O governo iraniano contribuiu para o quadro ao restringir a internet, dificultando operações de várias companhias. Além disso, uma ofensiva naval dos EUA mira o Irã para pressionar negociações, elevando a tensão econômica.
Antes do conflito, a economia já enfrentava sanções, inflação e desvalorização do rial. Os novos ataques comprovam agravamento da crise, com impacto direto nas fábricas, na cadeia de suprimentos e no emprego.
Setor digital sufocado
A indústria de tecnologia iraniana, antes símbolo de potencial, sofre com o apagão de internet. A interrupção é estimada em perdas diárias que chegam a milhões de dólares, segundo especialistas.
A Digikala, conhecida como a Amazon do Irã, desligou 3% da sua força de trabalho, cerca de 200 empregos. A Kamva já anunciou o fechamento de atividades.
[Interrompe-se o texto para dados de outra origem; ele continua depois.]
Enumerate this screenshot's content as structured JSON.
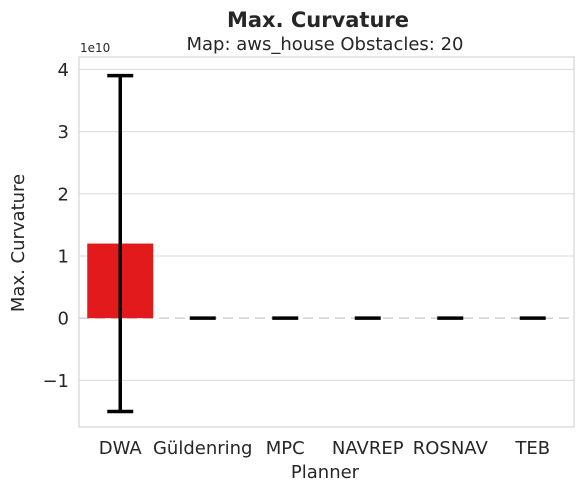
{
  "chart_data": {
    "type": "bar",
    "title": "Max. Curvature",
    "subtitle": "Map: aws_house Obstacles: 20",
    "xlabel": "Planner",
    "ylabel": "Max. Curvature",
    "y_offset_label": "1e10",
    "y_scale": 10000000000.0,
    "ylim": [
      -1.75,
      4.2
    ],
    "yticks": [
      -1,
      0,
      1,
      2,
      3,
      4
    ],
    "ytick_labels": [
      "−1",
      "0",
      "1",
      "2",
      "3",
      "4"
    ],
    "categories": [
      "DWA",
      "Güldenring",
      "MPC",
      "NAVREP",
      "ROSNAV",
      "TEB"
    ],
    "values": [
      1.2,
      0,
      0,
      0,
      0,
      0
    ],
    "error_low": [
      -1.5,
      0,
      0,
      0,
      0,
      0
    ],
    "error_high": [
      3.9,
      0,
      0,
      0,
      0,
      0
    ],
    "bar_color": "#e31a1c",
    "grid": true,
    "zero_line_dashed": true
  }
}
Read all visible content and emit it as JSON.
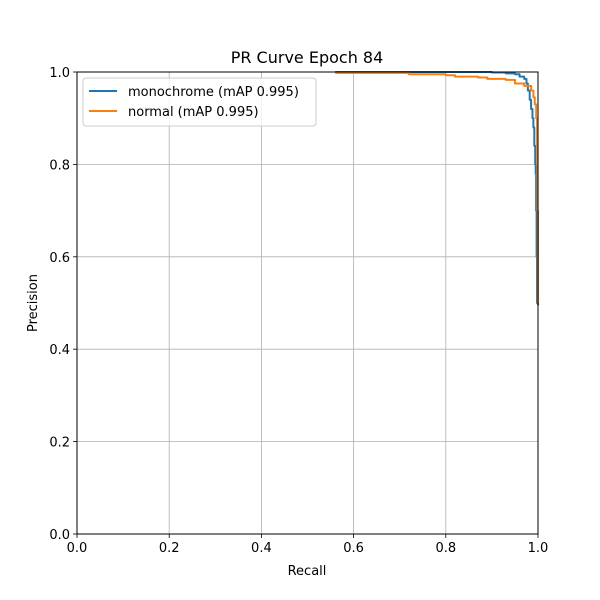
{
  "chart_data": {
    "type": "line",
    "title": "PR Curve Epoch 84",
    "xlabel": "Recall",
    "ylabel": "Precision",
    "xlim": [
      0.0,
      1.0
    ],
    "ylim": [
      0.0,
      1.0
    ],
    "grid": true,
    "legend_position": "upper left",
    "xticks": [
      "0.0",
      "0.2",
      "0.4",
      "0.6",
      "0.8",
      "1.0"
    ],
    "yticks": [
      "0.0",
      "0.2",
      "0.4",
      "0.6",
      "0.8",
      "1.0"
    ],
    "series": [
      {
        "name": "monochrome (mAP 0.995)",
        "color": "#1f77b4",
        "points": [
          [
            0.56,
            1.0
          ],
          [
            0.7,
            1.0
          ],
          [
            0.82,
            1.0
          ],
          [
            0.9,
            0.999
          ],
          [
            0.93,
            0.997
          ],
          [
            0.95,
            0.995
          ],
          [
            0.96,
            0.99
          ],
          [
            0.97,
            0.985
          ],
          [
            0.975,
            0.975
          ],
          [
            0.978,
            0.96
          ],
          [
            0.982,
            0.94
          ],
          [
            0.985,
            0.92
          ],
          [
            0.988,
            0.9
          ],
          [
            0.99,
            0.88
          ],
          [
            0.992,
            0.84
          ],
          [
            0.994,
            0.8
          ],
          [
            0.995,
            0.78
          ],
          [
            0.996,
            0.7
          ],
          [
            0.997,
            0.6
          ],
          [
            0.998,
            0.5
          ],
          [
            1.0,
            0.495
          ]
        ]
      },
      {
        "name": "normal (mAP 0.995)",
        "color": "#ff7f0e",
        "points": [
          [
            0.56,
            0.998
          ],
          [
            0.7,
            0.998
          ],
          [
            0.72,
            0.995
          ],
          [
            0.8,
            0.993
          ],
          [
            0.82,
            0.99
          ],
          [
            0.87,
            0.988
          ],
          [
            0.89,
            0.985
          ],
          [
            0.93,
            0.983
          ],
          [
            0.95,
            0.975
          ],
          [
            0.97,
            0.97
          ],
          [
            0.985,
            0.96
          ],
          [
            0.99,
            0.945
          ],
          [
            0.993,
            0.93
          ],
          [
            0.996,
            0.9
          ],
          [
            0.998,
            0.8
          ],
          [
            0.999,
            0.7
          ],
          [
            1.0,
            0.6
          ],
          [
            1.0,
            0.5
          ]
        ]
      }
    ]
  }
}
Desempenho industrial e mercado de trabalho
Tecelagens no oeste e no norte do país demitiram centenas de trabalhadores devido à escassez de matéria-prima. Líderes sindicais afirmam que muitas unidades operam apenas de forma nominal.
O Conselho de Coordenação das Indústrias estima que até 3,5 milhões de trabalhadores podem ser afetados pelo recuo setorial. A ausência de contratos renovados e redução de horas de trabalho são citadas como sinais do impacto.